9.9., ZDF, 9.30 Uhr: "Evangelischer Gottesdienst"

Nur wem man zuhört, dem kann man auch helfen: Das ist die Überzeugung von Pflegern und Mitarbeitern der Diakonie. Um ihre Arbeit geht es im Gottesdienst aus dem Kloster Lehnin bei Brandenburg. Mitarbeiterinnen und Mitarbeiter des Evangelischen Diakonissenhauses Berlin Teltow Lehnin berichten, wie Menschen an den Rand gedrängt werden und warum jede Lebensgeschichte ein Recht darauf hat, gehört zu werden. Die Predigt hält Diakoniepräsident Ulrich Lilie.

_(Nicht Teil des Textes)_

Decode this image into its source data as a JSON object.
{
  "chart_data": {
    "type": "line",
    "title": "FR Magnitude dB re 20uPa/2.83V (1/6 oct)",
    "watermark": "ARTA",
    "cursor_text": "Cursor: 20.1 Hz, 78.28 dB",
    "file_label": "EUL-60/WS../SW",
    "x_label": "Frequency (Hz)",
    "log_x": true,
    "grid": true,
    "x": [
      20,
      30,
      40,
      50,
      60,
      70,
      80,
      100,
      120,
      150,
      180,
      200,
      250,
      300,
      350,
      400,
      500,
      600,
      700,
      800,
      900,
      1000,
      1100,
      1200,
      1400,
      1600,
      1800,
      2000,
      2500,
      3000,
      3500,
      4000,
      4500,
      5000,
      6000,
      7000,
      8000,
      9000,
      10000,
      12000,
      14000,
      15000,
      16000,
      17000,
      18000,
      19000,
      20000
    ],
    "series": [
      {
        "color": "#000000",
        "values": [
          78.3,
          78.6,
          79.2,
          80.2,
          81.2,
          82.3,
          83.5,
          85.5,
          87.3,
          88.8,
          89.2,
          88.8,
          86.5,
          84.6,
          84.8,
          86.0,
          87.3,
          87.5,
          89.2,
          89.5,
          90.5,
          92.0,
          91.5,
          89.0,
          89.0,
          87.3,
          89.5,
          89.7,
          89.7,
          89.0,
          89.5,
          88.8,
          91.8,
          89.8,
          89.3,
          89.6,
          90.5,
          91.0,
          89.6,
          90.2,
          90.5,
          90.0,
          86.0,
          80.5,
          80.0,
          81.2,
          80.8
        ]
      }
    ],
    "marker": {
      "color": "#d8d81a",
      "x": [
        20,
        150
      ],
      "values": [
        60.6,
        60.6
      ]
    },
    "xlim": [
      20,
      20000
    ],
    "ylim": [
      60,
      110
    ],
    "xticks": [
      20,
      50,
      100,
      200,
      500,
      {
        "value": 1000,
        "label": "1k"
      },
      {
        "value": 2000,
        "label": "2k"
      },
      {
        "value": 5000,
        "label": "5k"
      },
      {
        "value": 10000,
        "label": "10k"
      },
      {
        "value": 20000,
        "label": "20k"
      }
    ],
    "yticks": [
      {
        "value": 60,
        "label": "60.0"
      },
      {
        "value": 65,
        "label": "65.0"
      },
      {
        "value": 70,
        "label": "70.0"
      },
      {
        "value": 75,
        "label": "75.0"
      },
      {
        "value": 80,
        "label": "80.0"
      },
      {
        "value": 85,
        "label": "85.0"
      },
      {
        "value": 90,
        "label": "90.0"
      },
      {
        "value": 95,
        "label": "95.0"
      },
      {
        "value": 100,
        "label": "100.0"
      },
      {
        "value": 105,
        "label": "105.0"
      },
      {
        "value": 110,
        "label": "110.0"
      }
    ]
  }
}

9.9., ARD alpha, 21.40 Uhr: "Auf ein Wort … Gerechtigkeit"

Wie kommt das Böse in die Welt? Was ist Wahrheit? Kann der Mensch die Wahrheit erkennen? Ist Gott allmächtig? Fragen, die sich jedermann stellt. In der Sendung "Auf ein Wort" diskutiert Michel Friedman mit renommierten Geisteswissenschaftlern und Persönlichkeiten des öffentlichen Lebens über Grundsatzfragen unserer Zeit. Der Moderator und Philosoph begibt sich mit seinen Gästen auf eine Gedankenreise und erkundet die Dialektik scheinbar eindeutiger Begriffe. Diesmal geht es um Gerechtigkeit. Zu Gast ist Stephan Gosepath, Professor für Moralphilosophie und Politische Philosophie an der Freien Universität Berlin. Neben dem Band "Gleiche Gerechtigkeit" hat er zahlreiche Artikel zur Gerechtigkeit und Gleichheit, zu Menschenrechten und Globaler Gerechtigkeit sowie zur Moralphilosophie veröffentlicht.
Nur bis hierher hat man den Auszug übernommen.